If Talisman floods the press with positive PR, investors will react less negatively to pressure and the public will consider both sides of the story. However, if this campaign fails, Talisman’s reputation and credibility will be damaged further, as it will be seen as a cover-up attempt that vilifies them in the eyes of the world.
Considering the absence of readiness for non-traditional risks and the subsequent mishandling of the PR crisis, my suggestion is that Talisman should not have entered Sudan. However, the knowledge gained from the Sudan experience, which includes assessing potential issues, planning for all types of risks (not just traditional ones), effectively responding to backlash, and maintaining a favorable media position, should be applied to a potential undertaking in Iraq. It is crucial to avoid repeating the same mistake made in Sudan due to the extremely high risk involved.
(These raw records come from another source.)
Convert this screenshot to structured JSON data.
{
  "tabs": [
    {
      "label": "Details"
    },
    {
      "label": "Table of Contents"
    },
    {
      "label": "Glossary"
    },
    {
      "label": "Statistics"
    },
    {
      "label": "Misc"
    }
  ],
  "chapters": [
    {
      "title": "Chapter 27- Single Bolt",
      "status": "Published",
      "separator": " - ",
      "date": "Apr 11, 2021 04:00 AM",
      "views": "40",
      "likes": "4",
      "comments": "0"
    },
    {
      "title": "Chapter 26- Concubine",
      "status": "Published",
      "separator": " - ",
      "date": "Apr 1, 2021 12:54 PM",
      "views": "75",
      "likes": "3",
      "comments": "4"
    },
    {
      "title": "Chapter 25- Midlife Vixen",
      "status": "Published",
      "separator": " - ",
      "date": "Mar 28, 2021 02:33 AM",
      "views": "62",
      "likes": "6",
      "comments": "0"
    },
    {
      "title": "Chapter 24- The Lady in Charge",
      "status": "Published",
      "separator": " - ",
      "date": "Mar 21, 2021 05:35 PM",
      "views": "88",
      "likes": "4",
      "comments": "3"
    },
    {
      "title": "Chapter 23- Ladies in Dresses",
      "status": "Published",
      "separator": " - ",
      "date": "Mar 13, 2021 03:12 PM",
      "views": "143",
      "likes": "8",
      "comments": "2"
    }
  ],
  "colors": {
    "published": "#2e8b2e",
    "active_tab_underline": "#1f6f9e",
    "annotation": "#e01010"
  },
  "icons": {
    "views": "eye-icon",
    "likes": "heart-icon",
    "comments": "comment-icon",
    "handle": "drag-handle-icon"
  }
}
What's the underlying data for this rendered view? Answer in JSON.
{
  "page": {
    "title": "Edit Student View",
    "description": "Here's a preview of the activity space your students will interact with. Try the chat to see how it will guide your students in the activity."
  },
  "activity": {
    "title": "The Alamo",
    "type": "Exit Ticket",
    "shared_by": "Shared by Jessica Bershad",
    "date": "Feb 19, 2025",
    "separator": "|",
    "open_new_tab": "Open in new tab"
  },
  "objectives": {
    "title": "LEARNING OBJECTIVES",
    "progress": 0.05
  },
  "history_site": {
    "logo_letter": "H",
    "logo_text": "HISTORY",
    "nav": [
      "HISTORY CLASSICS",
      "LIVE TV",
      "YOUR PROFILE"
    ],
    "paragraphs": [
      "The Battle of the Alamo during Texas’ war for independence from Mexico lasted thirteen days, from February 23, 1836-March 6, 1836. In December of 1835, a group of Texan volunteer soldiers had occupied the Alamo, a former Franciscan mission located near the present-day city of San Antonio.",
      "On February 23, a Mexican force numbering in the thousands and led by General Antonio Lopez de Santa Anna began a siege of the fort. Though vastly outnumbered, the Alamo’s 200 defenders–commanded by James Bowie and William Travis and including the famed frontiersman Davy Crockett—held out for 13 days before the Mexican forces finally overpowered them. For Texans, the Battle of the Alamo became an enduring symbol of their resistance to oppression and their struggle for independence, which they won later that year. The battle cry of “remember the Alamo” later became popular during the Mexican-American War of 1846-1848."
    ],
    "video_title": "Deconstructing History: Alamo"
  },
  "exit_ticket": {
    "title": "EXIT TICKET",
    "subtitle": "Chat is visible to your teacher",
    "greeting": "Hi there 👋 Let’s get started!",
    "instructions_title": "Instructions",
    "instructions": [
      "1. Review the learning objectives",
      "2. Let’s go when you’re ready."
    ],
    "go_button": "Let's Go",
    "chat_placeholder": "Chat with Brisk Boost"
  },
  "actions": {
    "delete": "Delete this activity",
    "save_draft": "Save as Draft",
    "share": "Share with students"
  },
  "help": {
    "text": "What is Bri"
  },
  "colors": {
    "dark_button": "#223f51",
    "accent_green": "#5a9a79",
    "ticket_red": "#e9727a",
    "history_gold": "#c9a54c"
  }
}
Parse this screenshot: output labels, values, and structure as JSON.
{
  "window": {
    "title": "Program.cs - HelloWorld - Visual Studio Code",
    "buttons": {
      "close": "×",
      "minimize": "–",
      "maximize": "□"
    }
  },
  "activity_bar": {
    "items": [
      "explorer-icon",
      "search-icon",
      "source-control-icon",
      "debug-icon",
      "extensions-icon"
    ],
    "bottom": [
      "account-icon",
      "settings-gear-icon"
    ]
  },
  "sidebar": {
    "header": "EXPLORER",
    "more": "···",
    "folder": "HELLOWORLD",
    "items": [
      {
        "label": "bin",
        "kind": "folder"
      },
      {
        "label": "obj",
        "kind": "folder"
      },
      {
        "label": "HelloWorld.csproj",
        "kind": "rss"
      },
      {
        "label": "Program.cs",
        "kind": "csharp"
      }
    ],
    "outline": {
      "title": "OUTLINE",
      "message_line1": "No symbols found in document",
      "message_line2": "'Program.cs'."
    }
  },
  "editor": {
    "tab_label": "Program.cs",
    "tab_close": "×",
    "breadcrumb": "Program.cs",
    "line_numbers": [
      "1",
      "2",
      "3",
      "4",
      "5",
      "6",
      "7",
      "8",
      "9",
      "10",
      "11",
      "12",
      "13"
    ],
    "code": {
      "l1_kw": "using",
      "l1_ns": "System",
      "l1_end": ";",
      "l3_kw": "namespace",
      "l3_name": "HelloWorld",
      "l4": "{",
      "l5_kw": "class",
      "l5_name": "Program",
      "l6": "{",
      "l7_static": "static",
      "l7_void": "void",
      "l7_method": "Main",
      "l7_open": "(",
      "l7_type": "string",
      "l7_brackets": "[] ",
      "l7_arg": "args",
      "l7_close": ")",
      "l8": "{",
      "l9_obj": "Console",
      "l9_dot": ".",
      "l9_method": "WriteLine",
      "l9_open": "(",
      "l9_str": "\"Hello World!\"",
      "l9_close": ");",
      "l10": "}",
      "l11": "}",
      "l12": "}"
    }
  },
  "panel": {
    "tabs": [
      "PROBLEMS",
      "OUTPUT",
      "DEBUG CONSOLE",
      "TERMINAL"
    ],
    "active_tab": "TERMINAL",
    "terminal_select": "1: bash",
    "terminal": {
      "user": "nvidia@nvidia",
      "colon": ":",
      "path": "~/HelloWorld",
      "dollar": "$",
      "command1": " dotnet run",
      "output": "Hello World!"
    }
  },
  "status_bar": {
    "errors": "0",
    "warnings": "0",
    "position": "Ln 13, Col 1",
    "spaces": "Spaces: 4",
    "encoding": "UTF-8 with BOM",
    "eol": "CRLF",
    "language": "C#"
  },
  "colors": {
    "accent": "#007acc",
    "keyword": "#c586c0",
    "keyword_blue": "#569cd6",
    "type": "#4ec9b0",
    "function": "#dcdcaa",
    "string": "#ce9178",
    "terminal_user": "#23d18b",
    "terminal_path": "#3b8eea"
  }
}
Factors such as exporting oil logistical problems, an unstable political climate, a lack of similar demographic firms, and the haunting memory of Sudanese failure all contribute to the possibility of a disaster. A second failure would harm major investors who are already cautious of repeating past mistakes, potentially leading to the company’s downfall. It is not wise for Talisman to venture into Iraq. However, if Talisman decides to proceed with exploring Kurdistan, they must prioritize thorough research and be prepared for the worst.